She just sit there as the night grows still
As Linda Greenhouse observes, the elections of 2014, 2016 and 2018 turned the Supreme Court into a Republican weapon that will be detonating for decades:
When the Supreme Court overturned a 41-year precedent three years ago and ruled that public employees have a right under the First Amendment’s free speech guarantee not to pay union dues, Justice Elena Kagan accused the 5-to-4 majority of “weaponizing the First Amendment” to serve its anti-labor agenda.
Her powerful dissenting opinion in Janus v. American Federation of State, County and Municipal Employees helped propel the “weaponizing” image into circulation as an apt description of how the court’s conservatives were hijacking the First Amendment and converting it into a tool of deregulation.
Now it’s the Supreme Court itself that has been weaponized.
[…]
The imminent evisceration of the constitutional right to abortion, clearly apparent from the Dec. 1 argument in the Mississippi abortion case, is only the beginning. The argument last month in a case from New York on how strictly a state can regulate the carrying of concealed weapons strongly suggested that the court will expand the boundaries of the Second Amendment well beyond the 2008 Heller decision, which found a right to keep a handgun at home for self-defense and was itself a transformation of the long- established understanding that the amendment protected a collective right rather than an individual one.
Last week’s argument in a religion case from Maine indicated that a decades-old understanding about the extent to which religious schools can lay claim to taxpayer support is similarly about to be shattered.

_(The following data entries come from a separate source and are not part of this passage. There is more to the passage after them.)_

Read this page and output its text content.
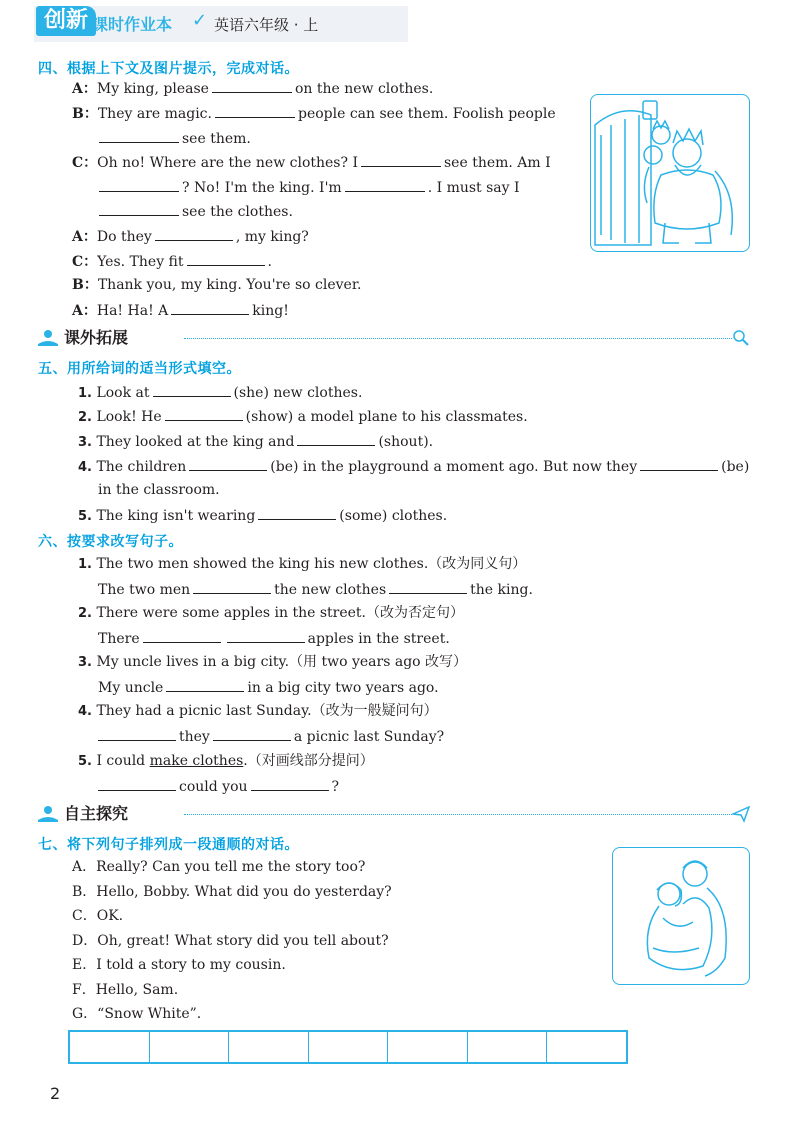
创新 课时作业本 ✓ 英语六年级 · 上
四、根据上下文及图片提示，完成对话。
A：My king, please	on the new clothes.
B：They are magic.	people can see them. Foolish people
see them.
C：Oh no! Where are the new clothes? I	see them. Am I
? No! I'm the king. I'm	. I must say I
see the clothes.
A：Do they	, my king?
C：Yes. They fit	.
B：Thank you, my king. You're so clever.
A：Ha! Ha! A	king!
课外拓展
五、用所给词的适当形式填空。
1. Look at	(she) new clothes.
2. Look! He	(show) a model plane to his classmates.
3. They looked at the king and	(shout).
4. The children	(be) in the playground a moment ago. But now they	(be)
in the classroom.
5. The king isn't wearing	(some) clothes.
六、按要求改写句子。
1. The two men showed the king his new clothes.（改为同义句）
The two men	the new clothes	the king.
2. There were some apples in the street.（改为否定句）
There	apples in the street.
3. My uncle lives in a big city.（用 two years ago 改写）
My uncle	in a big city two years ago.
4. They had a picnic last Sunday.（改为一般疑问句）
they	a picnic last Sunday?
5. I could make clothes.（对画线部分提问）
could you	?
自主探究
七、将下列句子排列成一段通顺的对话。
A．Really? Can you tell me the story too?
B．Hello, Bobby. What did you do yesterday?
C．OK.
D．Oh, great! What story did you tell about?
E．I told a story to my cousin.
F．Hello, Sam.
G．“Snow White”.
2
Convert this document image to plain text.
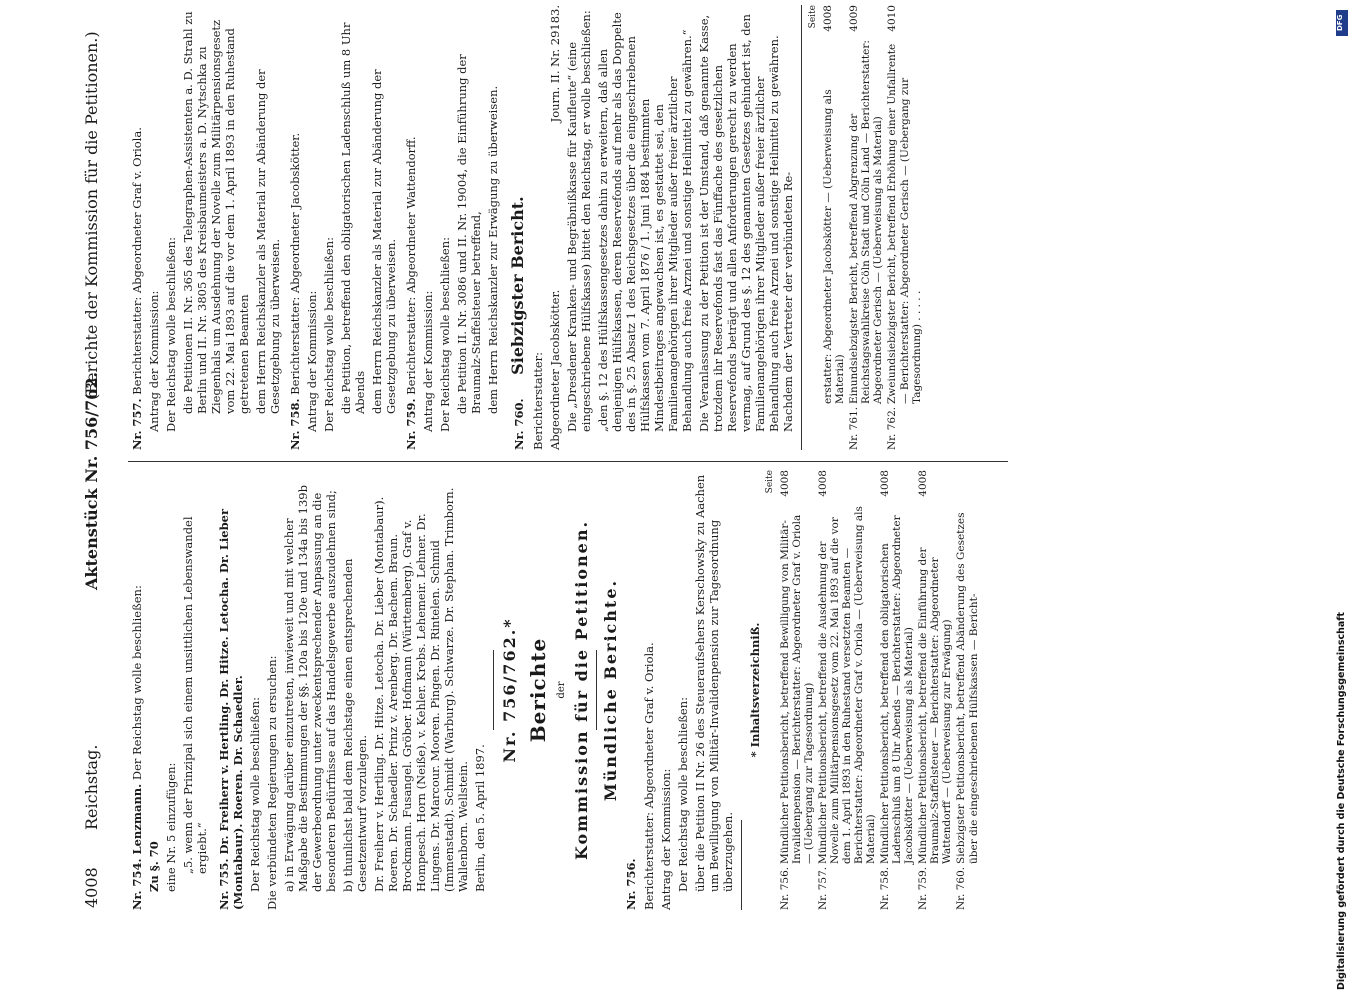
4008
Reichstag.
Aktenstück Nr. 756/762.
(Berichte der Kommission für die Petitionen.)

Nr. 754. Lenzmann. Der Reichstag wolle beschließen:

Zu §. 70 eine Nr. 5 einzufügen: „5. wenn der Prinzipal sich einem unsittlichen Lebenswandel ergiebt.“ Nr. 755. Dr. Freiherr v. Hertling. Dr. Hitze. Letocha. Dr. Lieber (Montabaur). Roeren. Dr. Schaedler. Der Reichstag wolle beschließen: Die verbündeten Regierungen zu ersuchen: a) in Erwägung darüber einzutreten, inwieweit und mit welcher Maßgabe die Bestimmungen der §§. 120a bis 120e und 134a bis 139b der Gewerbeordnung unter zweckentsprechender Anpassung an die besonderen Bedürfnisse auf das Handelsgewerbe auszudehnen sind; b) thunlichst bald dem Reichstage einen entsprechenden Gesetzentwurf vorzulegen. Dr. Freiherr v. Hertling. Dr. Hitze. Letocha. Dr. Lieber (Montabaur). Roeren. Dr. Schaedler. Prinz v. Arenberg. Dr. Bachem. Braun. Brockmann. Fusangel. Gröber. Hofmann (Württemberg). Graf v. Hompesch. Horn (Neiße). v. Kehler. Krebs. Lehemeir. Lehner. Dr. Lingens. Dr. Marcour. Mooren. Pingen. Dr. Rintelen. Schmid (Immenstadt). Schmidt (Warburg). Schwarze. Dr. Stephan. Trimborn. Wallenborn. Wellstein. Berlin, den 5. April 1897.

Nr. 756/762.* Berichte der Kommission für die Petitionen. Mündliche Berichte.

Nr. 756. Berichterstatter: Abgeordneter Graf v. Oriola. Antrag der Kommission: Der Reichstag wolle beschließen: über die Petition II Nr. 26 des Steueraufsehers Kerschowsky zu Aachen um Bewilligung von Militär-Invalidenpension zur Tagesordnung überzugehen.

* Inhaltsverzeichniß.

Seite

Nr. 756.
Mündlicher Petitionsbericht, betreffend Bewilligung von Militär-Invalidenpension — Berichterstatter: Abgeordneter Graf v. Oriola — (Uebergang zur Tagesordnung)
4008
Nr. 757.
Mündlicher Petitionsbericht, betreffend die Ausdehnung der Novelle zum Militärpensionsgesetz vom 22. Mai 1893 auf die vor dem 1. April 1893 in den Ruhestand versetzten Beamten — Berichterstatter: Abgeordneter Graf v. Oriola — (Ueberweisung als Material)
4008
Nr. 758.
Mündlicher Petitionsbericht, betreffend den obligatorischen Ladenschluß um 8 Uhr Abends — Berichterstatter: Abgeordneter Jacobskötter — (Ueberweisung als Material)
4008
Nr. 759.
Mündlicher Petitionsbericht, betreffend die Einführung der Braumalz-Staffelsteuer — Berichterstatter: Abgeordneter Wattendorff — (Ueberweisung zur Erwägung)
4008
Nr. 760.
Siebzigster Petitionsbericht, betreffend Abänderung des Gesetzes über die eingeschriebenen Hülfskassen — Bericht-

Nr. 757. Berichterstatter: Abgeordneter Graf v. Oriola. Antrag der Kommission: Der Reichstag wolle beschließen: die Petitionen II. Nr. 365 des Telegraphen-Assistenten a. D. Strahl zu Berlin und II. Nr. 3805 des Kreisbaumeisters a. D. Nytschka zu Ziegenhals um Ausdehnung der Novelle zum Militärpensionsgesetz vom 22. Mai 1893 auf die vor dem 1. April 1893 in den Ruhestand getretenen Beamten dem Herrn Reichskanzler als Material zur Abänderung der Gesetzgebung zu überweisen.

Nr. 758. Berichterstatter: Abgeordneter Jacobskötter. Antrag der Kommission: Der Reichstag wolle beschließen: die Petition, betreffend den obligatorischen Ladenschluß um 8 Uhr Abends dem Herrn Reichskanzler als Material zur Abänderung der Gesetzgebung zu überweisen.

Nr. 759. Berichterstatter: Abgeordneter Wattendorff. Antrag der Kommission: Der Reichstag wolle beschließen: die Petition II. Nr. 3086 und II. Nr. 19004, die Einführung der Braumalz-Staffelsteuer betreffend, dem Herrn Reichskanzler zur Erwägung zu überweisen.

Nr. 760. Siebzigster Bericht.

Berichterstatter: Abgeordneter Jacobskötter.
Journ. II. Nr. 29183. Die „Dresdener Kranken- und Begräbnißkasse für Kaufleute“ (eine eingeschriebene Hülfskasse) bittet den Reichstag, er wolle beschließen: „den §. 12 des Hülfskassengesetzes dahin zu erweitern, daß allen denjenigen Hülfskassen, deren Reservefonds auf mehr als das Doppelte des in §. 25 Absatz 1 des Reichsgesetzes über die eingeschriebenen Hülfskassen vom 7. April 1876 / 1. Juni 1884 bestimmten Mindestbeitrages angewachsen ist, es gestattet sei, den Familienangehörigen ihrer Mitglieder außer freier ärztlicher Behandlung auch freie Arznei und sonstige Heilmittel zu gewähren.“ Die Veranlassung zu der Petition ist der Umstand, daß genannte Kasse, trotzdem ihr Reservefonds fast das Fünffache des gesetzlichen Reservefonds beträgt und allen Anforderungen gerecht zu werden vermag, auf Grund des §. 12 des genannten Gesetzes gehindert ist, den Familienangehörigen ihrer Mitglieder außer freier ärztlicher Behandlung auch freie Arznei und sonstige Heilmittel zu gewähren. Nachdem der Vertreter der verbündeten Re-

Seite

erstatter: Abgeordneter Jacobskötter — (Ueberweisung als Material)
4008
Nr. 761.
Einundsiebzigster Bericht, betreffend Abgrenzung der Reichstagswahlkreise Cöln Stadt und Cöln Land — Berichterstatter: Abgeordneter Gerisch — (Ueberweisung als Material)
4009
Nr. 762.
Zweiundsiebzigster Bericht, betreffend Erhöhung einer Unfallrente — Berichterstatter: Abgeordneter Gerisch — (Uebergang zur Tagesordnung) . . . . .
4010	DFG
Digitalisierung gefördert durch die Deutsche Forschungsgemeinschaft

Further, the justices will soon decide whether to add affirmative action to the smoldering culture war that is the current Supreme Court term. The fact that the high-profile case against Harvard’s admission policies went down to defeat in two lower federal courts, and that it even lacks an actual plaintiff who can claim to have been injured by Harvard, is not likely to deter a bloc that finally — following the retirement of Justice Anthony Kennedy and the death of Justice Ruth Bader Ginsburg — has the votes to put an end to race consciousness in university admissions.
Individually, these cases have not lacked for public attention (although the religion case, Carson v. Makin, merits a good deal more than it has received, for reasons I’ll explain). But it’s putting them together, and understanding how they found their way to the court’s docket within months of Amy Coney Barrett’s confirmation, that tells the story. The New York gun case, the Mississippi abortion case and the religion case from Maine were each handpicked by the justices (an act that requires the votes of four of the nine) from among the thousands of cases the court receives each term — 5,227 in the last term, to be precise.
And this is just one term! And while the elections of 2020 avoided the worst they weren’t enough to provide any disincentive to the Court to do whatever it wants. It’s going to be very, very grim.